MaxEnt source code review

This document is a work in progress

MaxEnt source code review

Source code review of Tsuruoka's C++ library for maximum entropy classification (see http://www.nactem.ac.uk/tsuruoka/maxent/).

Introduction

On his website, Tsuruoka proposed a C++ library for maximum entropy classification. In order to get a better and deeper understanding of implementation details, I propose here a simple code review. The code base is relatively small (around 2500 lines of code). Those notes are primary destined for my personal use and reflect my current understanding. I propose them here, in case where that could help someone.

This article is divided in three parts:

The core
Optimization methods
Postagging example

But, before digging ahead, let's get an overview of the code base.

Overview

Using Rexdep, we can obtain the following directed graph of dependencies:

The core of the library are the header maxent.h, and its implementation maxent.cpp. In this core, the fundamental structures and functions of the learning task are defined (training set, functions for computing of objective, etc.). The following section will discuss some of these aspects.

Besides that, three optimization methods are proposed:

lbfgs.cpp: the very efficient BFGS algorithm in limited memory version;
owlqn.cpp: a variant of BFGS for L1-regularized models;
sgd.cpp: the classic stochastic gradient descent;

Note that, due to their shared nature, lbfgs.cpp and owlqn.cpp include both the header lbfgs.h.

Two classification examples are proposed:

bicycle.cpp: binary classification between cars and bicycles given simple features. This example is made to just figure out the basic principles;
postaggin.cpp: the classic task which aims at identifying the right part-of-speech (POS) for a given token. A little dataset of 200 sentences is given to train and test new models;

A word about `mathvec.h`

The mathvec.h describes the class Vec which extends the possibilities of vector<double>: the operators (e.g. <<, binary +, etc.) are overloaded and some facilities are in place for computing the dot product and the vector projection. Those elements are used in lbfgs.cpp, owlqn.cpp and maxent.h.

In this case, the optimization aspect is taken into account. For instance, the dot production function is inlined, in order to save CPU registers and increase the efficiency of the operation.

inline double dot_product(const Vec & a, const Vec & b)
{
  double sum = 0;
  for (size_t i = 0; i < a.Size(); i++) {
    sum += a[i] * b[i];
  }
  return sum;
}

The core

The class ME_Model is the core of the library. This is reflected in the space that class takes in maxent.h (about 80% of the written source code). A couple of nested structures are defined inside ME_Model. Note that nesting does not imply other relations than a shared scope for the nested structures. Inheritance or composition are not involved, unless they are explicitly stated. The following figure gives an insight about the global architecture:

`ME_Sample` and `Sample`

The structure ME_Sample records the observations. Each ME_Sample have its own features. There are two kinds of features: binary (vector<string>) and real-valued (vector<pair<string, double>>) features.

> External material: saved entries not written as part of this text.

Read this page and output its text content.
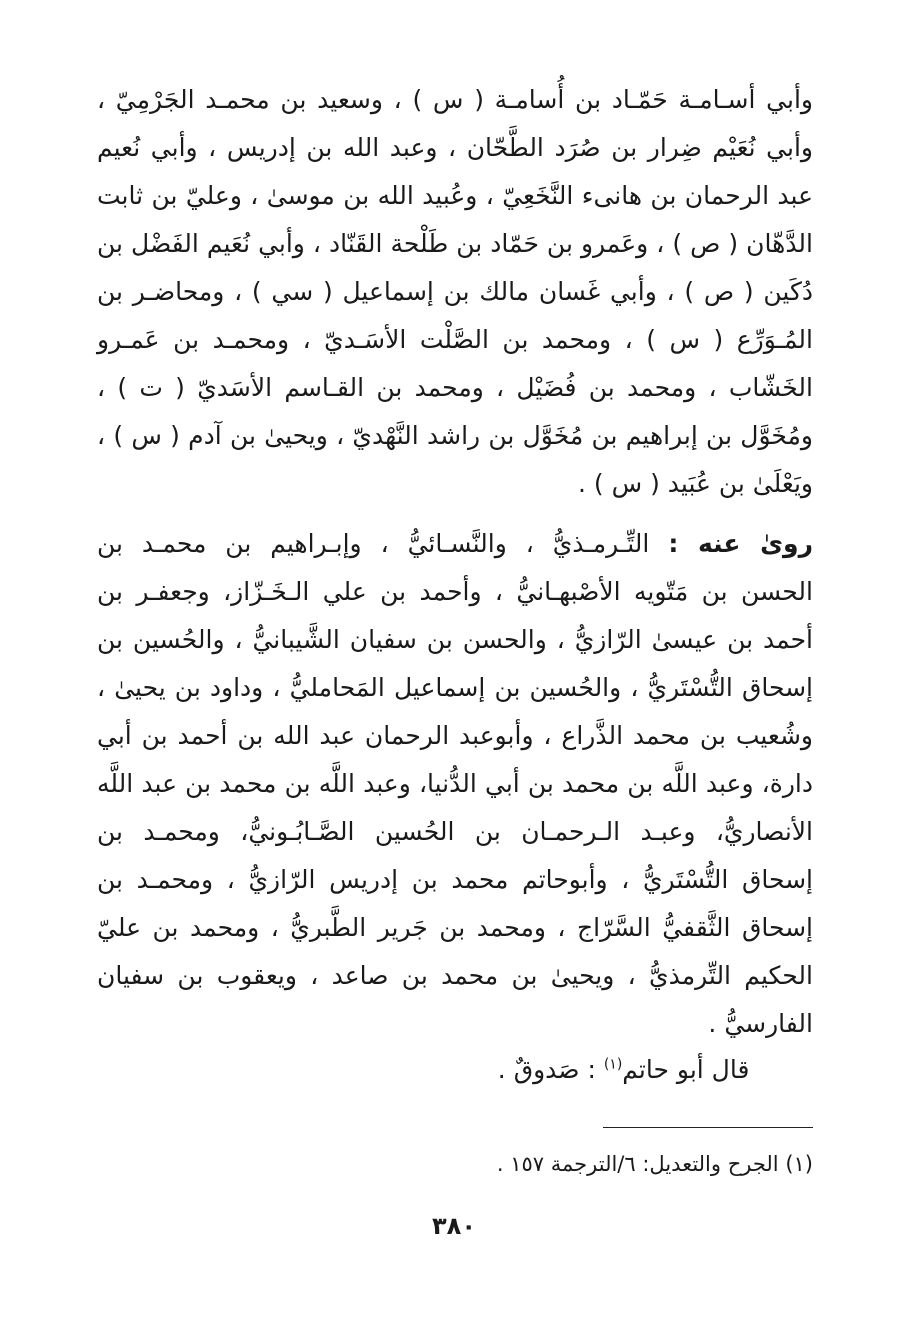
وأبي أسـامـة حَمّـاد بن أُسامـة ( س ) ، وسعيد بن محمـد الجَرْمِيّ ،
وأبي نُعَيْم ضِرار بن صُرَد الطَّحّان ، وعبد الله بن إدريس ، وأبي نُعيم
عبد الرحمان بن هانىء النَّخَعِيّ ، وعُبيد الله بن موسىٰ ، وعليّ بن ثابت
الدَّهّان ( ص ) ، وعَمرو بن حَمّاد بن طَلْحة القَنّاد ، وأبي نُعَيم الفَضْل بن
دُكَين ( ص ) ، وأبي غَسان مالك بن إسماعيل ( سي ) ، ومحاضـر بن
المُـوَرِّع ( س ) ، ومحمد بن الصَّلْت الأسَـديّ ، ومحمـد بن عَمـرو
الخَشّاب ، ومحمد بن فُضَيْل ، ومحمد بن القـاسم الأسَديّ ( ت ) ،
ومُخَوَّل بن إبراهيم بن مُخَوَّل بن راشد النَّهْديّ ، ويحيىٰ بن آدم ( س ) ،
ويَعْلَىٰ بن عُبَيد ( س ) .
روىٰ عنه : التِّـرمـذيُّ ، والنَّسـائيُّ ، وإبـراهيم بن محمـد بن
الحسن بن مَتّويه الأصْبهـانيُّ ، وأحمد بن علي الـخَـزّاز، وجعفـر بن
أحمد بن عيسىٰ الرّازيُّ ، والحسن بن سفيان الشَّيبانيُّ ، والحُسين بن
إسحاق التُّسْتَريُّ ، والحُسين بن إسماعيل المَحامليُّ ، وداود بن يحيىٰ ،
وشُعيب بن محمد الذَّراع ، وأبوعبد الرحمان عبد الله بن أحمد بن أبي
دارة، وعبد اللَّه بن محمد بن أبي الدُّنيا، وعبد اللَّه بن محمد بن عبد اللَّه
الأنصاريُّ، وعبـد الـرحمـان بن الحُسين الصَّـابُـونيُّ، ومحمـد بن
إسحاق التُّسْتَريُّ ، وأبوحاتم محمد بن إدريس الرّازيُّ ، ومحمـد بن
إسحاق الثَّقفيُّ السَّرّاج ، ومحمد بن جَرير الطَّبريُّ ، ومحمد بن عليّ
الحكيم التِّرمذيُّ ، ويحيىٰ بن محمد بن صاعد ، ويعقوب بن سفيان
الفارسيُّ .
قال أبو حاتم$^{(١)}$ : صَدوقٌ .
(١) الجرح والتعديل: ٦/الترجمة ١٥٧ .
٣٨٠
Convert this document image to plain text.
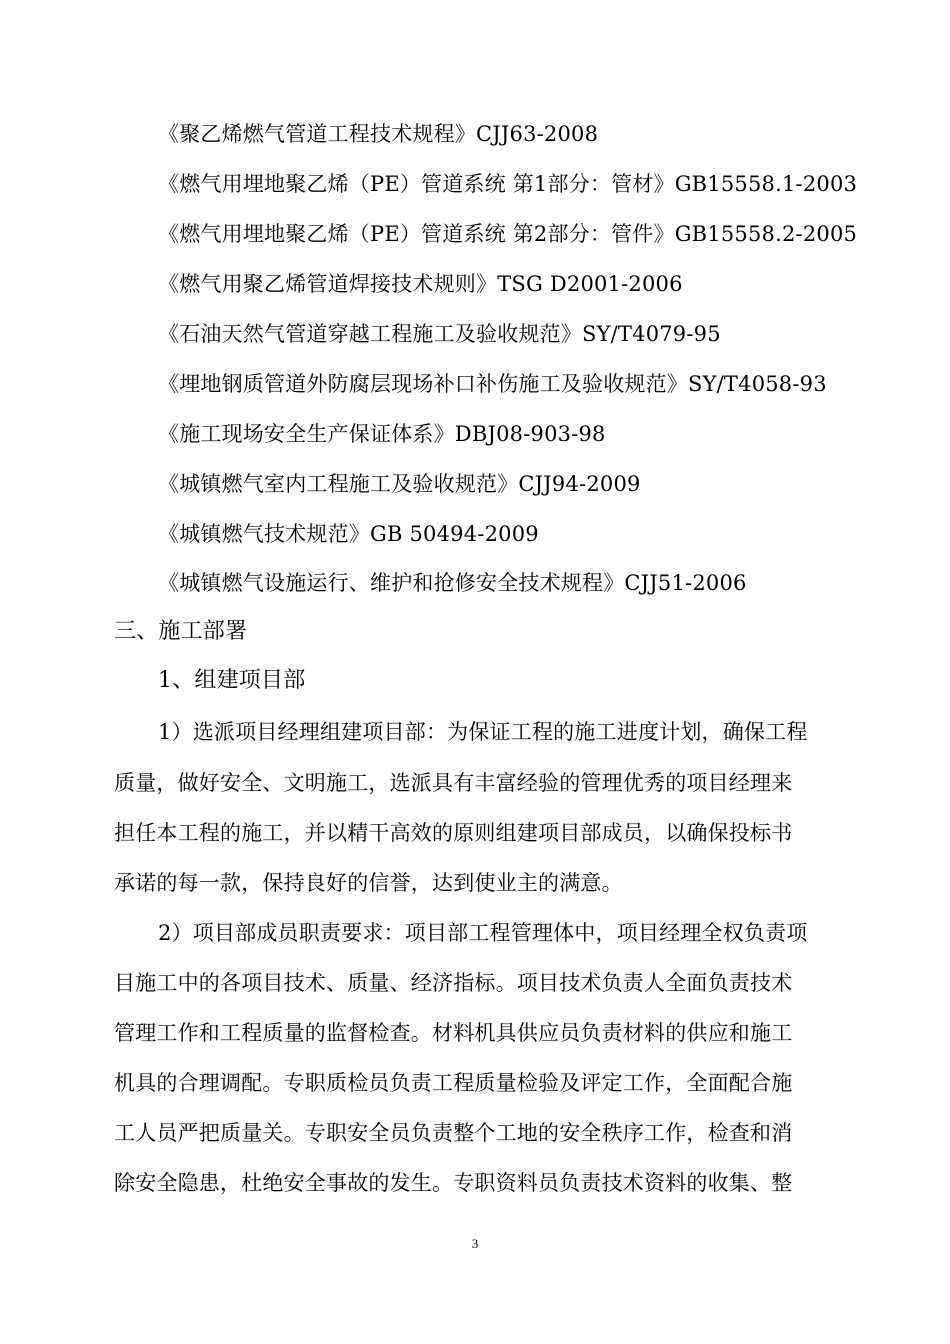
《聚乙烯燃气管道工程技术规程》CJJ63-2008
《燃气用埋地聚乙烯（PE）管道系统 第1部分：管材》GB15558.1-2003
《燃气用埋地聚乙烯（PE）管道系统 第2部分：管件》GB15558.2-2005
《燃气用聚乙烯管道焊接技术规则》TSG D2001-2006
《石油天然气管道穿越工程施工及验收规范》SY/T4079-95
《埋地钢质管道外防腐层现场补口补伤施工及验收规范》SY/T4058-93
《施工现场安全生产保证体系》DBJ08-903-98
《城镇燃气室内工程施工及验收规范》CJJ94-2009
《城镇燃气技术规范》GB 50494-2009
《城镇燃气设施运行、维护和抢修安全技术规程》CJJ51-2006
三、施工部署
1、组建项目部
1）选派项目经理组建项目部：为保证工程的施工进度计划，确保工程
质量，做好安全、文明施工，选派具有丰富经验的管理优秀的项目经理来
担任本工程的施工，并以精干高效的原则组建项目部成员，以确保投标书
承诺的每一款，保持良好的信誉，达到使业主的满意。
2）项目部成员职责要求：项目部工程管理体中，项目经理全权负责项
目施工中的各项目技术、质量、经济指标。项目技术负责人全面负责技术
管理工作和工程质量的监督检查。材料机具供应员负责材料的供应和施工
机具的合理调配。专职质检员负责工程质量检验及评定工作，全面配合施
工人员严把质量关。专职安全员负责整个工地的安全秩序工作，检查和消
除安全隐患，杜绝安全事故的发生。专职资料员负责技术资料的收集、整
3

When the ME_Sample records are added to the training set (void add_training_sample(const ME_Sample & mes)), they are transformed in Sample: a distinction is made here between the external observations (ME_Sample) and the internal representation of those observations (Sample), inaccessible outside the ME_Model.

During this transformation, since it's easier to handle integers in place of strings, then a common trick is to map each string label (and each features) to an integer identifier using an hash map:

Hash implementation

By default, pre-processor instructions in maxent.h call the header ext/hash_map. This implementation of hash table was one the first largely used. However, this is now deprecated. Thus, compiling the project using this kind of hash lead to a warning with a C++11 compiler. As indicated in the source, the best way to skip the warning is to comment the macro which defines USE_HASH_MAP.

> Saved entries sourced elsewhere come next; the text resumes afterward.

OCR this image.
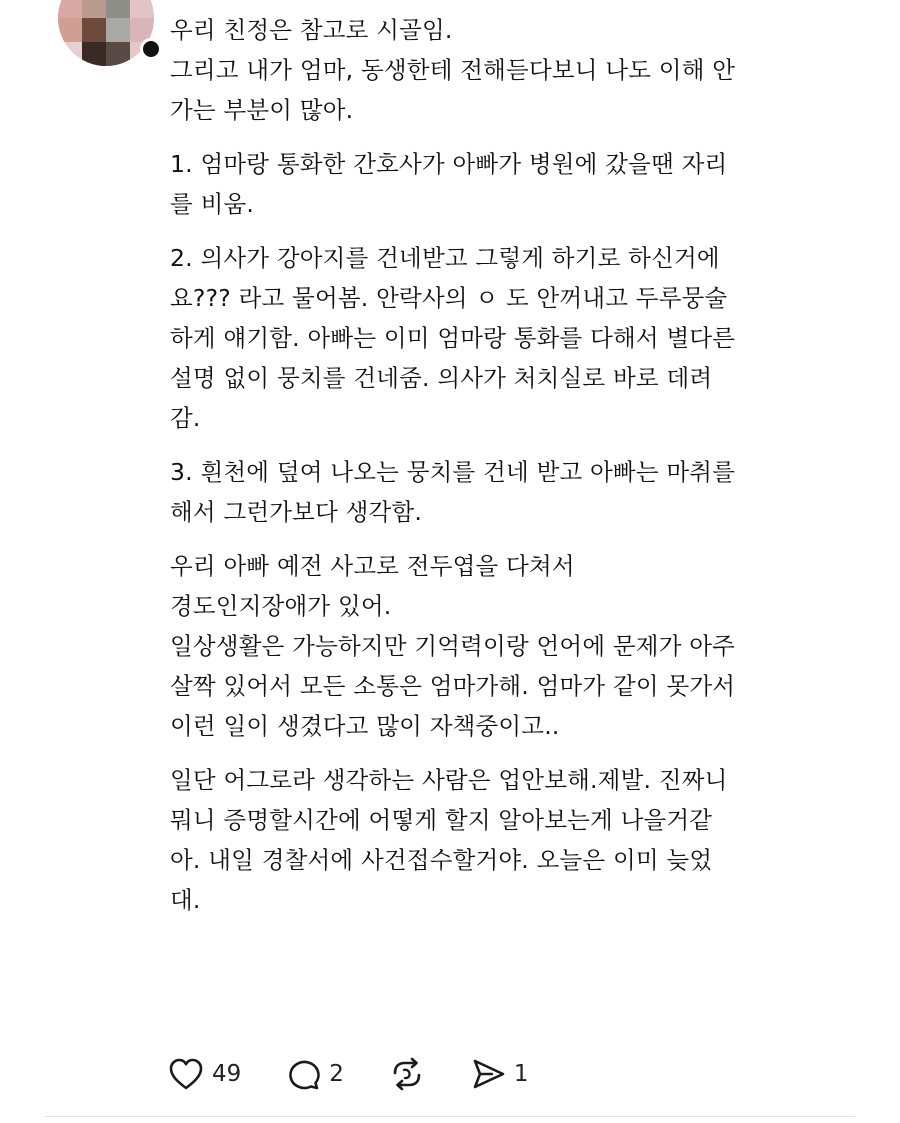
우리 친정은 참고로 시골임.
그리고 내가 엄마, 동생한테 전해듣다보니 나도 이해 안
가는 부분이 많아.

1. 엄마랑 통화한 간호사가 아빠가 병원에 갔을땐 자리
를 비움.

2. 의사가 강아지를 건네받고 그렇게 하기로 하신거에
요??? 라고 물어봄. 안락사의 ㅇ 도 안꺼내고 두루뭉술
하게 얘기함. 아빠는 이미 엄마랑 통화를 다해서 별다른
설명 없이 뭉치를 건네줌. 의사가 처치실로 바로 데려
감.

3. 흰천에 덮여 나오는 뭉치를 건네 받고 아빠는 마취를
해서 그런가보다 생각함.

우리 아빠 예전 사고로 전두엽을 다쳐서
경도인지장애가 있어.
일상생활은 가능하지만 기억력이랑 언어에 문제가 아주
살짝 있어서 모든 소통은 엄마가해. 엄마가 같이 못가서
이런 일이 생겼다고 많이 자책중이고..

일단 어그로라 생각하는 사람은 업안보해.제발. 진짜니
뭐니 증명할시간에 어떻게 할지 알아보는게 나을거같
아. 내일 경찰서에 사건접수할거야. 오늘은 이미 늦었
대.

49	2	1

#define USE_HASH_MAP  // if you encounter errors with hash, try commenting out this line.  (the program will be a bit slower, though)
#ifdef USE_HASH_MAP
#include <ext/hash_map>
#endif

As the comments indicate, the program will be a bit slower. This is expected since the standard library container map orders its keys. A better alternative would be to use an unordered_map. Therefore, a custom hash function is provided and allows to obtain significant speed improvements (even over the C++11 unordered_map). The structure hashfun_str is used for this definition, into the scope of MiniStringBag.

#ifdef USE_HASH_MAP
    typedef __gnu_cxx::hash_map<std::string, int, hashfun_str> map_type;
#else
    typedef std::map<std::string, int> map_type;
#endif

By default, the ext/hash_map implementation cannot deal with string keys. This is partly because this hash_map is not a part of the standard library. Thus, in order to records labels and features as keys, it is necessary to give a hash function to handle the string. This is the goal of the hashfun_str structure which is an function object. As we can read into (Stroupstrup, 1997):

An object of a class with an application operator (§11.9) is called a function-like object, a functor or simply a function object. (18.4, Stroupstrup, 1997)

  struct hashfun_str
  {
    size_t operator()(const std::string& s) const {
      assert(sizeof(int) == 4 && sizeof(char) == 1);
      const int* p = reinterpret_cast<const int*>(s.c_str());
      size_t v = 0;
      int n = s.size() / 4;
      for (int i = 0; i < n; i++, p++) {
        v ^= *p << (4 * (i % 2)); // note) 0 <= char < 128
      }
      int m = s.size() % 4;
      for (int i = 0; i < m; i++) {
        v ^= s[4 * n + i] << (i * 8);
      }
      return v;
    }
  };

As we can see, this hash function uses extensively low-level bitwise operations, in order to obtain significant speed improvements (see benchmark directory). This can done since it's possible to have some insights about the data.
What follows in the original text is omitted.